While daily commuters may dread getting in their cars and battling traffic, for many, driving represents freedom and independence. Unfortunately, however, after any significant injury, including traumatic brain injury, driving may be out of the question until patients recover substantially.

TBI Complications that Limit Driving

The main reason that patients will be unable to drive after their traumatic brain injury is that they are suffering from physical disabilities, mental impairment or both. Although many technologies help the physically disabled drive, to date, no aide exists for overcoming mental impairments to enable driving.

This is primarily due to the fact that mental complications of traumatic brain injury can include the inability to focus, loss of short-term memory and vision problems, all of which critically limit a person's ability to drive.
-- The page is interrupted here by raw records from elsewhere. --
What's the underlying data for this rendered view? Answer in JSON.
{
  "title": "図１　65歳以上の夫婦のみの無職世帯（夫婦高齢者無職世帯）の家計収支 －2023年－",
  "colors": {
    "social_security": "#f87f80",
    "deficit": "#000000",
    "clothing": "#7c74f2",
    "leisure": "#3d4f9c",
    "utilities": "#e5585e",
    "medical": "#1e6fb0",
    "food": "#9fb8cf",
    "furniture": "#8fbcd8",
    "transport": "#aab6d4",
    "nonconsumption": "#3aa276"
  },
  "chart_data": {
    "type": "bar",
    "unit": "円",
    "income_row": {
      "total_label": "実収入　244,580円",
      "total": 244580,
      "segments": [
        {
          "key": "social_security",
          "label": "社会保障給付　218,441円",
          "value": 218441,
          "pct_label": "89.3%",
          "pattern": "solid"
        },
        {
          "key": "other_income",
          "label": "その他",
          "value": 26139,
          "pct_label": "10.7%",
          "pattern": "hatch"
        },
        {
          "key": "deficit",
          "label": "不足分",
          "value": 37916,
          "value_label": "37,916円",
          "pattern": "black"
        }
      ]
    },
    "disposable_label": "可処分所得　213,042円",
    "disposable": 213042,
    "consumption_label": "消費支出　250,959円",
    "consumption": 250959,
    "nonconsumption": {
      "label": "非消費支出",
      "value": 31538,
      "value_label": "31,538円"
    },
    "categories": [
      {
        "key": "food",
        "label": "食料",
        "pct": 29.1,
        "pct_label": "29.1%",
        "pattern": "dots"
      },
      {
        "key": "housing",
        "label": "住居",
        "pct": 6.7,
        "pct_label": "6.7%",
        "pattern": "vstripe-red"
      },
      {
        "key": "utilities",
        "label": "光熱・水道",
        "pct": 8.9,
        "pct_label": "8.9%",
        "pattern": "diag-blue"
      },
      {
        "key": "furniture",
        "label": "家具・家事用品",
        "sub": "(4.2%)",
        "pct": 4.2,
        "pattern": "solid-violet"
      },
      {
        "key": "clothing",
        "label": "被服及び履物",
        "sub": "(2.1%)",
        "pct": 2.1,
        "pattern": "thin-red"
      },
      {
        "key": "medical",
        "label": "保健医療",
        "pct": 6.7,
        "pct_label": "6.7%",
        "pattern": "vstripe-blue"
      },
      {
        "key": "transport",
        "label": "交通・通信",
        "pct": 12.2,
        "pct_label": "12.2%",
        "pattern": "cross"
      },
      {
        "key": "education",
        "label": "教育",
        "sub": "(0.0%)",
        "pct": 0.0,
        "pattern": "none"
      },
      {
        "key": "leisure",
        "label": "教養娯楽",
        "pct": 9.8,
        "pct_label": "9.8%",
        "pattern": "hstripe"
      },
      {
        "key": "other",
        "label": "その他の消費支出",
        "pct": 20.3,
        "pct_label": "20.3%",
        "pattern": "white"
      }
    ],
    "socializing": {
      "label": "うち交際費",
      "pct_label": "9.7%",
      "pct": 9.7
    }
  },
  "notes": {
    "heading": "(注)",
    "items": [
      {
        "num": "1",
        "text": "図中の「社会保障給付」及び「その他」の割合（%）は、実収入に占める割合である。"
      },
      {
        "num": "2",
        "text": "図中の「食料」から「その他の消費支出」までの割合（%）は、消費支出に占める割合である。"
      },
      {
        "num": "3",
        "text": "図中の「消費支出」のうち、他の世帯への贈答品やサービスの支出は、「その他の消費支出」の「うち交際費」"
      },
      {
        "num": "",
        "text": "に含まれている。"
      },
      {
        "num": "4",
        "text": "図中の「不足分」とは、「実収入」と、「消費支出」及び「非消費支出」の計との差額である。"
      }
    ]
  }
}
Because surgery and/or medication can only improve these TBI complications to a limited degree, those suffering permanent mental complications from traumatic brain injury may never be able to drive again.

Who Can Drive After TBI

Despite the fact that many are never able to drive after traumatic brain injury, plenty of other TBI patients don't suffer severely disabling complications or recover sufficiently, giving them the capacity to eventually drive.

Some of the factors that affect the likelihood that a TBI patient will eventually be able to drive include:

• the patient's age (Younger patients are more likely to recover than older TBI patients.)
• the patient's outlook on and effort in recovery
• the patient's support team, including his doctors, therapists, family and friends (Those with a stronger, more reliable support team will make great strides during recovery.)
• the severity of the primary injury and the resulting complications
• whether or not the patient had driving experience before the injury that caused brain damage (Those with prior experience driving will have an easier time re-learning the experience.)

Tests to Evaluate Driving Skills

Any combination of the following can be used to determine whether a TBI patient is ready and able to drive safely:

• instructor-accompanied driving tests (After passing "closed-course" tests, TBI patients can experiment with on-the-road driving in remote areas.)
• neuropsychological tests (These test "higher" level brain functioning, including attention span, awareness, etc.)
• physical exams (These test coordination, balance and mobility.)
• simulated driving practice and tests
• vision tests

Using the above diagnostic tools, medical professionals can determine a patient's capacity for passing DMV tests, as well as whether a TBI patient will be able to drive safely.

In general, a certified driver rehabilitation specialist (CDRS) will evaluate whether or not traumatic brain injury patients (and others with significant mental disability) can drive. While in most cases, patients' occupational therapists will also be CDRSs, anyone can find a local certified driver rehabilitation specialist through the Association of Driver Rehabilitation Specialists (ADED).